Ce verdict, énoncé le 31 juillet, s'ajoute à la décision judiciaire annoncée plus tôt dans la semaine, de blanchir le service de renseignement grec dans l'affaire des écoutes de journalistes, le “Predatorgate”.
Cet article a été initialement publié sur rsf.org le 15 février 2024.
À la fin d’une procédure judiciaire, tenue dans des circonstance troublantes, les deux frères accusés de l’assassinat en 2021 du reporter Giorgos Karaivaz ont été innocentés. Ce verdict, énoncé le 31 juillet, s’ajoute à la décision judiciaire annoncée plus tôt dans la semaine, de blanchir le service de renseignement grec dans l’affaire des écoutes de journalistes, le “Predatorgate”. Reporters sans frontières (RSF) appelle les autorités grecques à mettre fin à l’impunité pour les crimes commis contre les journalistes.
Après un mois de procès, le tribunal mixte d’Athènes – composé de juges professionnels et de jurés – a acquitté les deux frères accusés d’avoir assassiné le 9 avril 2021 Giorgos Karaivaz, un journaliste spécialisé sur les affaires criminelles. La cour a jugé que leur culpabilité n’était pas démontrée hors de tout doute raisonnable, contrairement au réquisitoire du procureur qui avait requis une condamnation.
« C’est une triste semaine d’impunité pour les crimes commis contre les journalistes grecs. L’acquittement dans le dossier de l’assassinat de Giorgos Karaivaz s’ajoute à la décision judiciaire de ne pas poursuivre les services de renseigenement grecs dans l’affaire des écoutes de reporters, le Predatorgate. Nous assurons la famille et les confrères de Giorgos Karaivaz de notre soutien et que nous n’aurons de cesse d’exiger que justice soit faite. Nous appelons la justice grecque à tout mettre en œuvre pour en finir avec cette insupportable impunité, en premier lieu pour le meurtre ignoble de ce journaliste. »
Pavol Szalai, Responsable du bureau UE-Balkans de RSF
Le procès des deux frères s’est déroulé dans des circonstances troublantes. Une semaine avant le verdict, le procureur a annoncé qu’une des pièces du dossier, un CD contenant les données du portable du journaliste, avait été endommagée : il aurait été percé par une agrafeuse. Le juge a pourtant lu, le 23 juillet en audience, la liste des contacts WhatsApp de Giorgos Karaivaz stockés sur le CD, parmi lesquels figuraient les numéros de deux hauts dignitaires de l’État : Panagiotis Kontoleon, l’ancien directeur des services de renseignement grecs (EYP) et Grigoris Dimitriadis, neveu et ancien secrétaire général du bureau du Premier ministre grec, qui avait sous son autorité l’EYP. Ces derniers avaient démissionné dans la foulée du scandale “Predatorgate” en 2022.

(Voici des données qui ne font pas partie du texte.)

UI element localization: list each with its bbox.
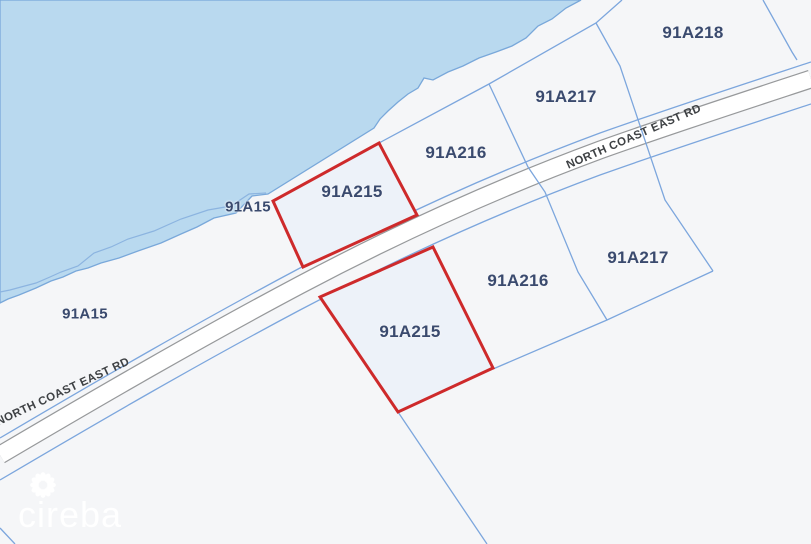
parcel-label-91A215-upper: 91A215 [321, 182, 382, 202]
parcel-label-91A215-lower: 91A215 [379, 322, 440, 342]
parcel-label-91A15-east: 91A15 [225, 199, 271, 216]
parcel-label-91A217-upper: 91A217 [535, 87, 596, 107]
parcel-label-91A217-lower: 91A217 [607, 248, 668, 268]
map-layers [0, 0, 811, 544]
parcel-label-91A216-upper: 91A216 [425, 143, 486, 163]
map-canvas[interactable]: 91A215 91A216 91A217 91A218 91A215 91A21… [0, 0, 811, 544]
parcel-label-91A15-west: 91A15 [62, 306, 108, 323]
parcel-label-91A218: 91A218 [662, 23, 723, 43]
parcel-label-91A216-lower: 91A216 [487, 271, 548, 291]
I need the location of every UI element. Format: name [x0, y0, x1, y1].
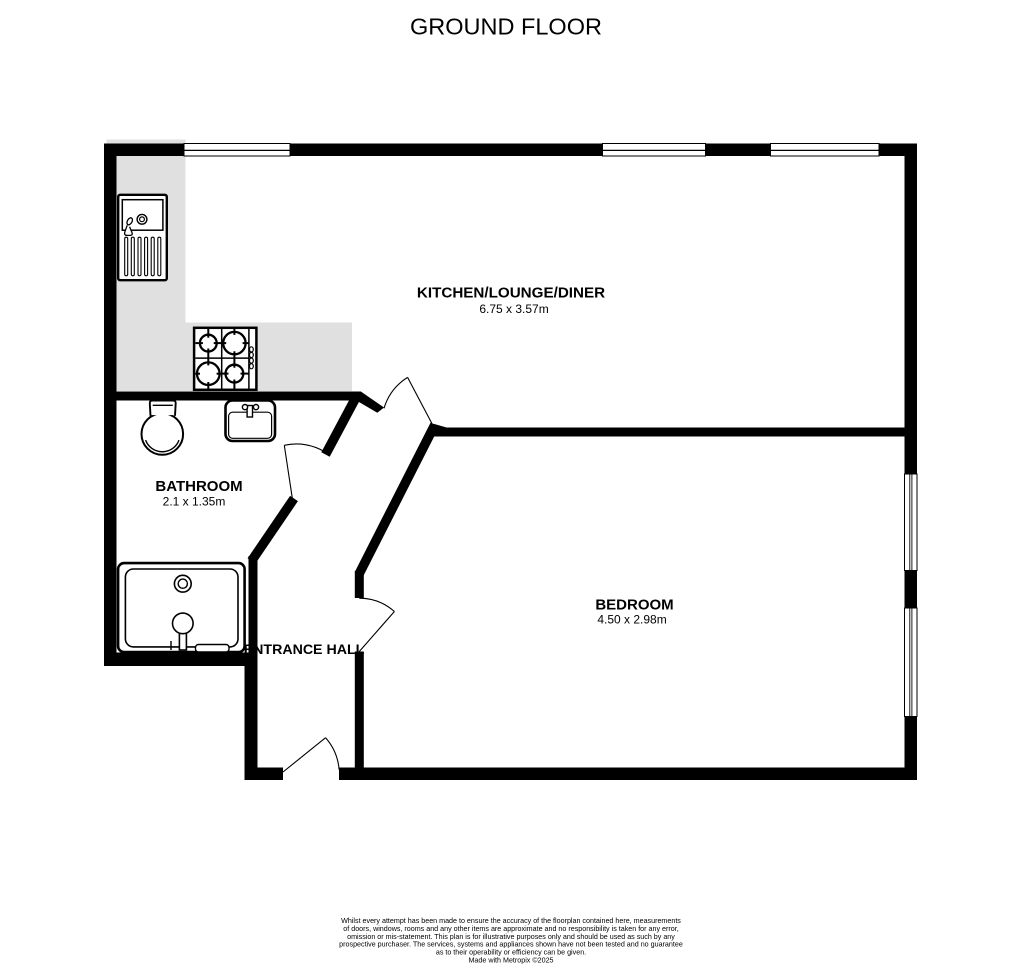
svg-text:GROUND FLOOR: GROUND FLOOR	[410, 14, 602, 40]
svg-text:omission or mis-statement. Thi: omission or mis-statement. This plan is …	[347, 933, 675, 941]
svg-text:Made with Metropix ©2025: Made with Metropix ©2025	[468, 957, 553, 965]
svg-text:prospective purchaser. The ser: prospective purchaser. The services, sys…	[339, 941, 683, 949]
svg-text:ENTRANCE HALL: ENTRANCE HALL	[244, 642, 365, 658]
svg-text:BATHROOM: BATHROOM	[155, 478, 242, 495]
svg-text:as to their operability or eff: as to their operability or efficiency ca…	[436, 949, 586, 957]
svg-text:4.50 x 2.98m: 4.50 x 2.98m	[597, 613, 666, 627]
svg-text:Whilst every attempt has been: Whilst every attempt has been made to en…	[341, 917, 681, 925]
svg-text:2.1 x 1.35m: 2.1 x 1.35m	[163, 495, 226, 509]
svg-text:6.75 x 3.57m: 6.75 x 3.57m	[479, 302, 548, 316]
svg-text:of doors, windows, rooms and a: of doors, windows, rooms and any other i…	[343, 925, 678, 933]
svg-text:BEDROOM: BEDROOM	[595, 597, 673, 614]
svg-text:KITCHEN/LOUNGE/DINER: KITCHEN/LOUNGE/DINER	[417, 285, 605, 302]
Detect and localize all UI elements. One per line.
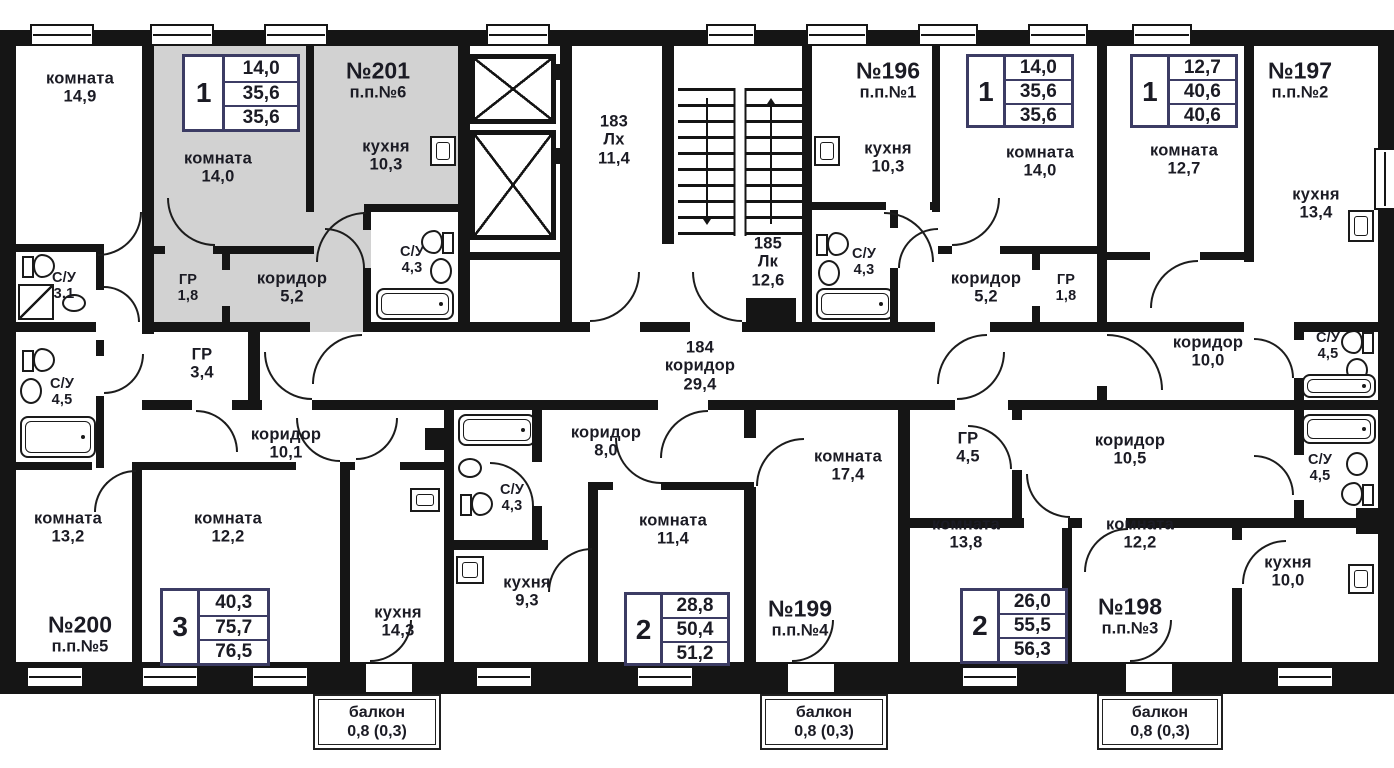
window	[636, 666, 694, 688]
wall	[142, 46, 154, 334]
apartment-number-197: №197п.п.№2	[1268, 57, 1332, 102]
wall	[1097, 46, 1107, 332]
room-label: ГР4,5	[956, 430, 980, 467]
wall	[1012, 408, 1022, 420]
room-label: кухня10,0	[1264, 554, 1311, 591]
wall	[932, 46, 940, 212]
wall	[16, 322, 96, 332]
wall	[312, 400, 658, 410]
room-label: коридор5,2	[951, 270, 1021, 307]
door-arc	[957, 352, 1005, 400]
balcony: балкон0,8 (0,3)	[760, 694, 888, 750]
wall	[142, 246, 165, 254]
wall	[16, 462, 92, 470]
wall	[802, 46, 812, 332]
toilet-icon	[1340, 330, 1374, 354]
room-label: комната12,2	[1106, 516, 1174, 553]
wall	[596, 482, 613, 490]
kitchen-sink-icon	[430, 136, 456, 166]
wall	[1232, 528, 1242, 540]
apartment-number-201: №201п.п.№6	[346, 57, 410, 102]
door-arc	[356, 418, 398, 460]
balcony-door-opening	[1126, 664, 1172, 692]
spec-table-201: 1 14,0 35,6 35,6	[182, 54, 300, 132]
door-arc	[952, 198, 1000, 246]
wall	[990, 322, 1244, 332]
vent-shaft	[1356, 508, 1378, 534]
room-label: кухня14,3	[374, 604, 421, 641]
vent-shaft	[746, 298, 796, 324]
wall	[1378, 30, 1394, 694]
door-arc	[1254, 455, 1294, 495]
elevator-shaft-icon	[470, 130, 556, 240]
window	[1132, 24, 1192, 46]
apartment-number-199: №199п.п.№4	[768, 595, 832, 640]
room-label: коридор8,0	[571, 424, 641, 461]
stairwell-label: 185Лк12,6	[752, 234, 785, 289]
kitchen-sink-icon	[1348, 210, 1374, 242]
stair-arrow-down-head	[701, 216, 713, 231]
wall	[0, 30, 16, 694]
wall	[1000, 246, 1097, 254]
room-label: комната13,8	[932, 516, 1000, 553]
wall	[1097, 386, 1107, 400]
door-arc	[1254, 338, 1294, 378]
toilet-icon	[22, 254, 56, 278]
door-arc	[692, 272, 742, 322]
window	[141, 666, 199, 688]
bathtub-icon	[458, 414, 536, 446]
wall	[1232, 588, 1242, 662]
wall	[1200, 252, 1244, 260]
bathtub-icon	[816, 288, 894, 320]
wall	[0, 662, 1394, 694]
room-label: С/У4,5	[50, 376, 74, 408]
balcony: балкон0,8 (0,3)	[1097, 694, 1223, 750]
stair-stringer	[734, 88, 747, 236]
toilet-icon	[22, 348, 56, 372]
wall	[898, 408, 910, 662]
wall	[1068, 518, 1082, 528]
wall	[306, 204, 314, 212]
wall	[458, 46, 470, 332]
sink-icon	[818, 260, 840, 286]
wall	[306, 46, 314, 212]
toilet-icon	[816, 232, 850, 256]
spec-table-197: 1 12,7 40,6 40,6	[1130, 54, 1238, 128]
window	[1276, 666, 1334, 688]
vent-shaft	[425, 428, 451, 450]
sink-icon	[458, 458, 482, 478]
room-label: комната13,2	[34, 510, 102, 547]
room-label: комната11,4	[639, 512, 707, 549]
wall	[152, 322, 310, 332]
bathtub-icon	[1302, 374, 1376, 398]
elevator-door-stub	[554, 64, 564, 80]
bathtub-icon	[20, 416, 96, 458]
wall	[96, 396, 104, 468]
door-arc	[1150, 260, 1198, 308]
wall	[532, 408, 542, 462]
wall	[1294, 500, 1304, 518]
apartment-number-196: №196п.п.№1	[856, 57, 920, 102]
kitchen-sink-icon	[814, 136, 840, 166]
room-label: комната14,9	[46, 70, 114, 107]
kitchen-sink-icon	[456, 556, 484, 584]
room-label: комната12,2	[194, 510, 262, 547]
wall	[1032, 306, 1040, 322]
room-label: С/У3,1	[52, 270, 76, 302]
bathtub-icon	[376, 288, 454, 320]
door-arc	[1107, 334, 1163, 390]
wall	[640, 322, 690, 332]
wall	[1008, 400, 1380, 410]
balcony-door-opening	[366, 664, 412, 692]
wall	[1244, 46, 1254, 262]
room-label: коридор10,0	[1173, 334, 1243, 371]
stair-arrow-down	[706, 98, 708, 222]
room-label: ГР1,8	[1056, 272, 1077, 304]
door-arc	[104, 354, 144, 394]
room-label: С/У4,5	[1308, 452, 1332, 484]
room-label: комната17,4	[814, 448, 882, 485]
window	[264, 24, 328, 46]
door-arc	[660, 410, 708, 458]
wall	[560, 46, 572, 332]
wall	[466, 252, 562, 260]
door-arc	[94, 470, 136, 512]
room-label: кухня13,4	[1292, 186, 1339, 223]
room-label: С/У4,3	[852, 246, 876, 278]
window	[806, 24, 868, 46]
wall	[222, 306, 230, 322]
wall	[662, 46, 674, 244]
wall	[744, 487, 756, 662]
sink-icon	[1346, 452, 1368, 476]
spec-table-198: 2 26,0 55,5 56,3	[960, 588, 1068, 664]
window	[918, 24, 978, 46]
wall	[232, 400, 262, 410]
sink-icon	[430, 258, 452, 284]
elevator-shaft-icon	[470, 54, 556, 124]
room-label: коридор5,2	[257, 270, 327, 307]
window	[961, 666, 1019, 688]
elevator-door-stub	[554, 148, 564, 164]
door-arc	[312, 334, 362, 384]
wall	[890, 268, 898, 322]
wall	[1012, 470, 1022, 518]
room-label: комната12,7	[1150, 142, 1218, 179]
room-label: С/У4,3	[400, 244, 424, 276]
room-label: С/У4,3	[500, 482, 524, 514]
room-label: кухня10,3	[864, 140, 911, 177]
room-label: комната14,0	[184, 150, 252, 187]
room-label: коридор10,5	[1095, 432, 1165, 469]
door-arc	[98, 212, 142, 256]
window	[1028, 24, 1088, 46]
wall	[363, 268, 371, 324]
shower-icon	[18, 284, 54, 320]
wall	[930, 202, 940, 210]
apartment-number-198: №198п.п.№3	[1098, 593, 1162, 638]
door-arc	[548, 548, 592, 592]
wall	[444, 540, 548, 550]
door-arc	[756, 438, 804, 486]
toilet-icon	[420, 230, 454, 254]
wall	[1294, 410, 1304, 455]
spec-table-199: 2 28,8 50,4 51,2	[624, 592, 730, 666]
window	[475, 666, 533, 688]
kitchen-sink-icon	[410, 488, 440, 512]
wall	[661, 482, 754, 490]
door-arc	[104, 286, 140, 322]
room-label: комната14,0	[1006, 144, 1074, 181]
window	[486, 24, 550, 46]
window	[706, 24, 756, 46]
balcony-door-opening	[788, 664, 834, 692]
door-arc	[590, 272, 640, 322]
wall	[142, 462, 296, 470]
wall	[744, 408, 756, 438]
room-label: ГР1,8	[178, 272, 199, 304]
room-label: ГР3,4	[190, 346, 214, 383]
wall	[96, 340, 104, 356]
window	[1374, 148, 1394, 210]
room-label: кухня10,3	[362, 138, 409, 175]
wall	[1097, 252, 1150, 260]
wall	[812, 202, 886, 210]
apartment-number-200: №200п.п.№5	[48, 611, 112, 656]
spec-table-200: 3 40,3 75,7 76,5	[160, 588, 270, 666]
kitchen-sink-icon	[1348, 564, 1374, 594]
room-label: С/У4,5	[1316, 330, 1340, 362]
wall	[363, 322, 590, 332]
wall	[248, 330, 260, 400]
stair-arrow-up-head	[765, 92, 777, 107]
toilet-icon	[460, 492, 494, 516]
wall	[938, 246, 952, 254]
wall	[400, 462, 444, 470]
window	[251, 666, 309, 688]
door-arc	[264, 352, 312, 400]
wall	[340, 462, 350, 662]
common-corridor-label: 184коридор29,4	[665, 338, 735, 393]
door-arc	[1026, 474, 1070, 518]
wall	[213, 246, 314, 254]
room-label: коридор10,1	[251, 426, 321, 463]
wall	[364, 204, 458, 212]
window	[30, 24, 94, 46]
spec-table-196: 1 14,0 35,6 35,6	[966, 54, 1074, 128]
elevator-hall-label: 183Лх11,4	[598, 112, 630, 167]
balcony: балкон0,8 (0,3)	[313, 694, 441, 750]
room-label: кухня9,3	[503, 574, 550, 611]
wall	[14, 244, 96, 252]
wall	[142, 400, 192, 410]
window	[150, 24, 214, 46]
staircase-icon	[678, 88, 802, 236]
bathtub-icon	[1302, 414, 1376, 444]
floor-plan: комната14,9 С/У3,1 С/У4,5 ГР3,4 коридор1…	[0, 0, 1394, 768]
stair-arrow-up	[770, 100, 772, 224]
window	[26, 666, 84, 688]
toilet-icon	[1340, 482, 1374, 506]
door-arc	[196, 410, 238, 452]
sink-icon	[20, 378, 42, 404]
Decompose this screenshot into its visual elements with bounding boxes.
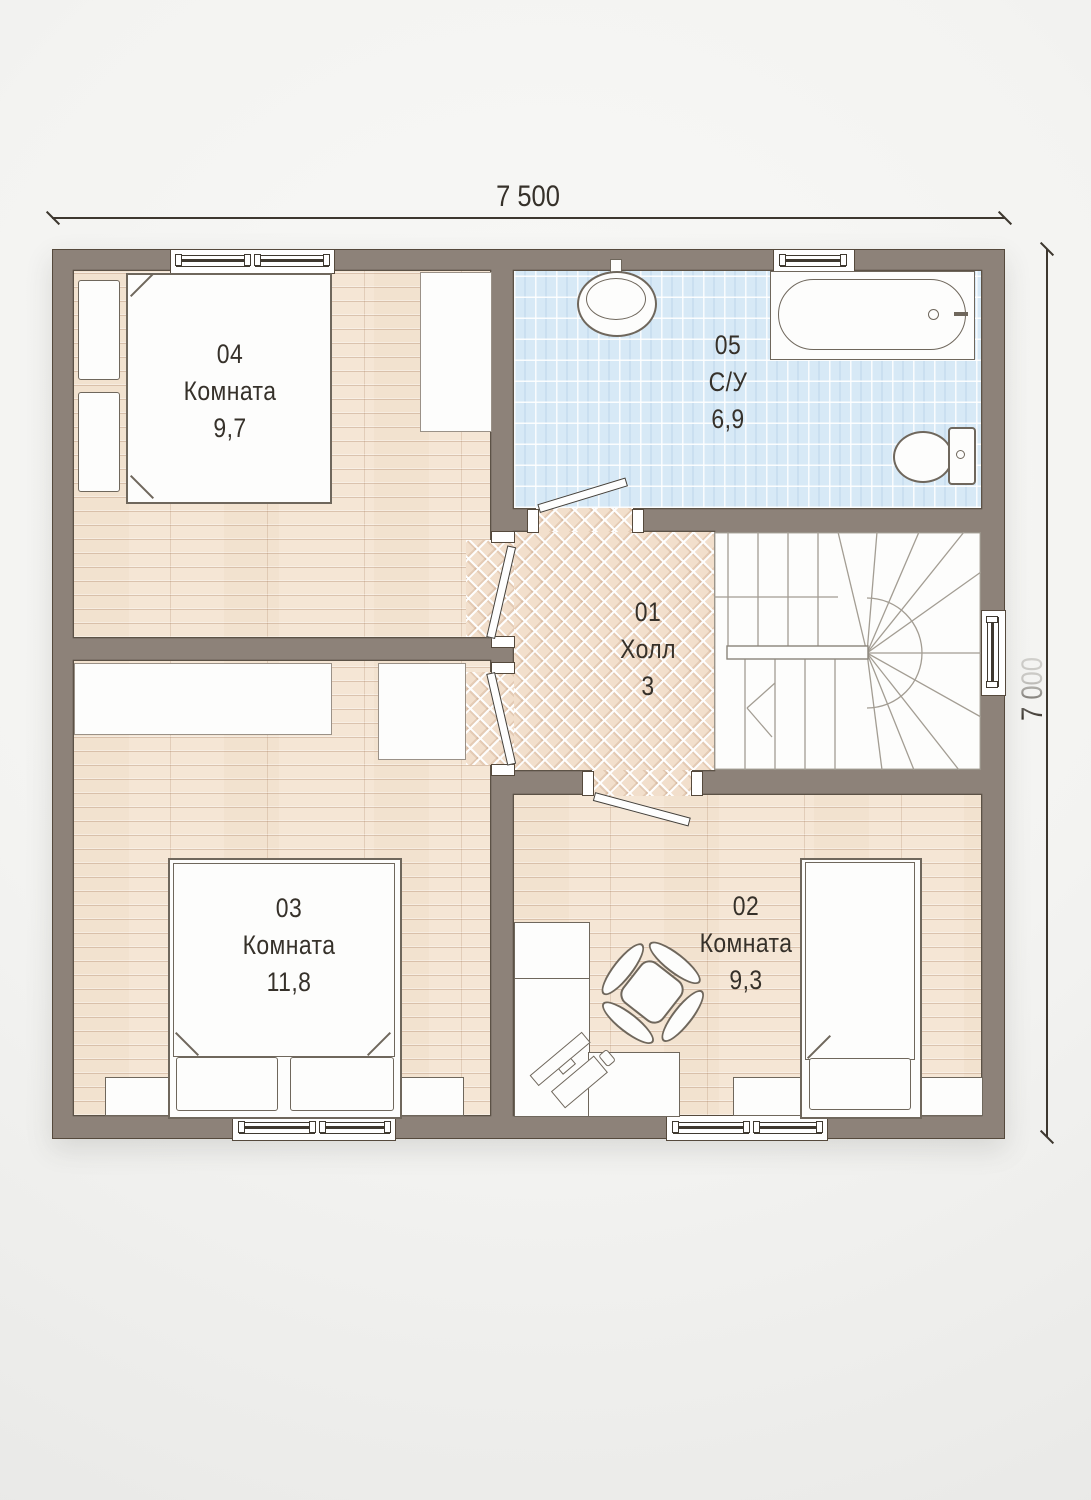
staircase (714, 532, 981, 770)
pillow (78, 280, 120, 380)
door-jamb (527, 509, 539, 533)
room-number: 04 (145, 336, 315, 373)
room-name: Комната (145, 373, 315, 410)
pillow (809, 1058, 911, 1110)
room-area: 11,8 (204, 964, 374, 1001)
room-area: 9,7 (145, 410, 315, 447)
nightstand (398, 1077, 464, 1116)
wardrobe (74, 663, 332, 735)
room-02-label: 02 Комната 9,3 (661, 888, 831, 999)
room-04-label: 04 Комната 9,7 (145, 336, 315, 447)
room-number: 01 (563, 594, 733, 631)
floor-plan: 7 500 7 000 (0, 0, 1091, 1500)
dimension-width-label: 7 500 (443, 180, 613, 214)
room-name: С/У (643, 364, 813, 401)
door-jamb (632, 509, 644, 533)
room-number: 03 (204, 890, 374, 927)
room-area: 6,9 (643, 401, 813, 438)
room-02-doorway (592, 770, 692, 796)
door-jamb (491, 764, 515, 776)
door-jamb (582, 771, 594, 796)
nightstand (920, 1077, 983, 1116)
room-area: 3 (563, 668, 733, 705)
pillow (290, 1057, 394, 1111)
nightstand (105, 1077, 172, 1116)
nightstand (733, 1077, 802, 1116)
room-number: 02 (661, 888, 831, 925)
room-03-label: 03 Комната 11,8 (204, 890, 374, 1001)
hall-label: 01 Холл 3 (563, 594, 733, 705)
window-stairs (981, 610, 1006, 696)
pillow (176, 1057, 278, 1111)
wardrobe (378, 663, 466, 760)
room-name: Комната (204, 927, 374, 964)
door-jamb (491, 531, 515, 543)
dimension-height-label: 7 000 (1016, 604, 1050, 774)
door-jamb (691, 771, 703, 796)
room-number: 05 (643, 327, 813, 364)
toilet (893, 427, 977, 485)
bathroom-label: 05 С/У 6,9 (643, 327, 813, 438)
room-area: 9,3 (661, 962, 831, 999)
room-name: Холл (563, 631, 733, 668)
wardrobe (420, 272, 492, 432)
window-room-04 (170, 249, 335, 274)
room-name: Комната (661, 925, 831, 962)
bathroom-doorway (536, 508, 633, 532)
dimension-width-line (52, 217, 1005, 219)
pillow (78, 392, 120, 492)
wardrobe (514, 922, 590, 980)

Malgré les enquêtes journalistiques qui ont révélé l’implication des services secrets dans la surveillance illégale de reporters et de responsables politiques, la Cour suprême grecque a décidé, le 30 juillet dernier, de ne pas poursuivre l’EYP. Également truffée d’irrégularités, cette enquête avait subi, selon RSF, un sabotage politique. Si le procès n’a pas mis en évidence de lien entre ces deux affaires, ces décisions judiciaires rendues à un jour d’intervalle rappelle la nécessité de mettre fin à l’impunité.
Située au 88e rang sur 180 pays au Classement mondial de la liberté de la presse établi par RSF en 2024, la Grèce figure pour la troisième année consécutive en dernière position dans l’Union européenne.